60 ツルウメモドキ ツルウメモドキ ハイプンカ(道央)レイェプンカ(道東)オッソマニ(樺太)他 生活用具

 ニシキギ科。アイヌは内皮から糸を作った。丈夫なので弓弦や漁具に使った(北海道)。

61 ハマナス ハマナス マウ(道央、樺太)オタロ(道北)オタロ(樺太)他 食用・まじない

 バラ科。アイヌは実を食用にした。干して保存もした(北海道、樺太)。疫病が流行したとき、トゲだらけの枝を魔除けの意味で戸口に立てた(道央)。

62 フッキソウ フッキソウ トパキナ(道央)フットマキナ(道東)ユトマキナ(道北) 薬用

 ツゲ科。アイヌは茎や葉を婦人科系の病気の薬として煎じて飲んだ(道央)。葉を便秘や胃痛に煎じて飲んだ。風邪をひいたときにキハダの皮と一緒に鍋で煮立てて湯気を吸い込みサウナ療法をした(道東)。

63 ホウノキ ホオノキ ニ(北海道)イカヨニ(道東) 食用・薬用・生活用具

 モクレン科。アイヌは実を煎じてお茶にした。冷えからくる下腹部の痛みに効いた(道東)。樹幹で矢筒や杓子などを製作した(道央)。
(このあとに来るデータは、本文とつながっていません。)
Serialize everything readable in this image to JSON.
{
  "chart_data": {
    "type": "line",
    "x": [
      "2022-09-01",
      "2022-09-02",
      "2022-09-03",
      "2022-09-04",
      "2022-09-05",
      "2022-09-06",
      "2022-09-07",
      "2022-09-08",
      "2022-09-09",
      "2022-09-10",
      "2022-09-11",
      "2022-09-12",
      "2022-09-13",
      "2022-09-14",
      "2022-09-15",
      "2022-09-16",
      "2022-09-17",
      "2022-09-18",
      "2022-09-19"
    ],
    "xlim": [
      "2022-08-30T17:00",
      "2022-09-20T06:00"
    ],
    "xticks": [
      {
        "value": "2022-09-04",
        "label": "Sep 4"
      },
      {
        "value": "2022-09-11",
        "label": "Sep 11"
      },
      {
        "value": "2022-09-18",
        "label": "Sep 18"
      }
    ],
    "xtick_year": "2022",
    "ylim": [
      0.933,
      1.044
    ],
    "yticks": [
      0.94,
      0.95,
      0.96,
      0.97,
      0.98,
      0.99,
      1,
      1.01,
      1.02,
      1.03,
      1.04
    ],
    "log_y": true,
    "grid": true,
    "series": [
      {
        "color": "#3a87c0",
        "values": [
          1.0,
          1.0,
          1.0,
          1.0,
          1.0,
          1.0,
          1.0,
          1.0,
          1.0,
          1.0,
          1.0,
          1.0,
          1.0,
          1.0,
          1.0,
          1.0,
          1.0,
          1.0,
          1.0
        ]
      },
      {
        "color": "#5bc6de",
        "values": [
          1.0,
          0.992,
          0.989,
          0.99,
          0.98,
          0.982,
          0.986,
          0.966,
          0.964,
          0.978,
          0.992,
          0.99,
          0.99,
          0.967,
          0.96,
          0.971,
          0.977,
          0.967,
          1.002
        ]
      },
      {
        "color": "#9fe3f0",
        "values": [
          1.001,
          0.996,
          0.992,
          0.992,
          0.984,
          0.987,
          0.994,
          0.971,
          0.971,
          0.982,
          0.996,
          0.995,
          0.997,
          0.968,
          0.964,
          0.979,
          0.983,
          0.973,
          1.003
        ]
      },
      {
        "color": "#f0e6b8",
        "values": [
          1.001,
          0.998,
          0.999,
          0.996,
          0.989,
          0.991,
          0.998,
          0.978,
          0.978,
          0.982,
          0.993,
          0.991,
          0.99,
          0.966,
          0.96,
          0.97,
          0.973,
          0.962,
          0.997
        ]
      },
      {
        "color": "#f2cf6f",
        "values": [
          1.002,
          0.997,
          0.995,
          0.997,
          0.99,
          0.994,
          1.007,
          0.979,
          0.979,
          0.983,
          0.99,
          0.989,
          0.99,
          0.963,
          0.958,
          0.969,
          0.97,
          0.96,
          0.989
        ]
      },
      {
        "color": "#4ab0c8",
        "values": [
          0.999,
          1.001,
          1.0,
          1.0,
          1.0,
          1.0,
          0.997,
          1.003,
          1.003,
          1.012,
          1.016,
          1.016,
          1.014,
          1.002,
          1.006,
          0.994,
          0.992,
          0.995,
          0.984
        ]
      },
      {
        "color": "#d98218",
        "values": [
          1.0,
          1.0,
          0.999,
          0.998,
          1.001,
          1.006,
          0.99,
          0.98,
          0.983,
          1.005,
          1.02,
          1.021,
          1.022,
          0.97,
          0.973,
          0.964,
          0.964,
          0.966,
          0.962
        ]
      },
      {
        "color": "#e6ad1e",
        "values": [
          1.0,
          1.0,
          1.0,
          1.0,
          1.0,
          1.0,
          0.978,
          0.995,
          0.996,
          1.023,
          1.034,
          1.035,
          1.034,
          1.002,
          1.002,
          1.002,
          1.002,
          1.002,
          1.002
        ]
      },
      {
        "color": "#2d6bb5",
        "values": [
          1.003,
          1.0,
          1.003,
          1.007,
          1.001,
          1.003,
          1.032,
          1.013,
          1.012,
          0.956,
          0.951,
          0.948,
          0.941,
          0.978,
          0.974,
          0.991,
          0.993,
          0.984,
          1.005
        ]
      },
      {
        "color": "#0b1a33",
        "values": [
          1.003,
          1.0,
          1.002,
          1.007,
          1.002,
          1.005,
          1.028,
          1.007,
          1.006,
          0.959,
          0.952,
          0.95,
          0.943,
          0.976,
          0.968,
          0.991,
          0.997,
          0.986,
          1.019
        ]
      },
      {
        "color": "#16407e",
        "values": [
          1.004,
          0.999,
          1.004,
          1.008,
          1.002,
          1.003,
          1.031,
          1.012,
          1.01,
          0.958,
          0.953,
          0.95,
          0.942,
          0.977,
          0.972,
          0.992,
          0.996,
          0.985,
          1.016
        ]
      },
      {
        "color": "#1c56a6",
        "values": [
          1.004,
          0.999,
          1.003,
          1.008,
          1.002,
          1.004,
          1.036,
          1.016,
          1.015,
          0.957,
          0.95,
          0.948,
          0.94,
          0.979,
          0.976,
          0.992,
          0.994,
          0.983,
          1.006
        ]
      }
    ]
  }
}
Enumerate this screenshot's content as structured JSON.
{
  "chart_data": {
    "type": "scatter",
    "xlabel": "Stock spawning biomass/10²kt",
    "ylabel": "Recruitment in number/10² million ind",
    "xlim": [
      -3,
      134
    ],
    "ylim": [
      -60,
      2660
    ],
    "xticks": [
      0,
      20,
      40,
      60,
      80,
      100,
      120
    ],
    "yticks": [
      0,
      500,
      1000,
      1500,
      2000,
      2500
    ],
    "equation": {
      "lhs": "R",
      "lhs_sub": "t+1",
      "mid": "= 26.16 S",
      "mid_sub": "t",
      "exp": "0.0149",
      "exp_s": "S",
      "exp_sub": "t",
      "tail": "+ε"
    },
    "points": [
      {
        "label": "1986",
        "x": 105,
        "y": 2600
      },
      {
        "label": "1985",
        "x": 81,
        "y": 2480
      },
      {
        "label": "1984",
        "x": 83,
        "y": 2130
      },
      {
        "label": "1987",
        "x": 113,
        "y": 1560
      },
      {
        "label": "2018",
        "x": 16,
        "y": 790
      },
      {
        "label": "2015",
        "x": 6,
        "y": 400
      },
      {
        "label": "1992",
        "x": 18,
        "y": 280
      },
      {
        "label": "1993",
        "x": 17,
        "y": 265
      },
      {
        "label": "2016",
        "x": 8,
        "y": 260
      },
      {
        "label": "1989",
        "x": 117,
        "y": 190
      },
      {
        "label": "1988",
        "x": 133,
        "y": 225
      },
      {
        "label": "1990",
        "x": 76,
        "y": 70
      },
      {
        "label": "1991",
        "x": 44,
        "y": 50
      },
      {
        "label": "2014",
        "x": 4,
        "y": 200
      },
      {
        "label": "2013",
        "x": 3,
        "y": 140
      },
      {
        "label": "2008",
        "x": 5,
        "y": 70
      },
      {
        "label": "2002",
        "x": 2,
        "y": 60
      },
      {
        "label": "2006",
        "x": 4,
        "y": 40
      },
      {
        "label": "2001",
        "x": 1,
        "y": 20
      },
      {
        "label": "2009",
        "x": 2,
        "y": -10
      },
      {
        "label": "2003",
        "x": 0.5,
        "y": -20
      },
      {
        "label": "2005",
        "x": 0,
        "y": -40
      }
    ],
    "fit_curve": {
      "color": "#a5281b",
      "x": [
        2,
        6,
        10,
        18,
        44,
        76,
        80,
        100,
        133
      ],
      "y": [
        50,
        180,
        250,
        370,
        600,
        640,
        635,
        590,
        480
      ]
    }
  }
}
64 ミズキ ミズキ ウトゥカンニ(北海道)イナウニニ、イナウナニ(道南) 儀式用具

 ミズキ科。アイヌは樹幹、枝で木幣を作った(道央)。この木で作った木幣はヤナギ類で作る木幣よりも格が上であるとされた。

65 ヤマブドウ ヤマブドウ

ハッ(道央)ニカオ、ニコ(道東)ハ(樺太)※樹皮はストゥカ、シトゥカ(北海道)

食用・生活用具

 ブドウ科。アイヌは若葉、ツルの若芽、実を食用にした(道央、道東)。ツルで靴やこだしを作った(道央)。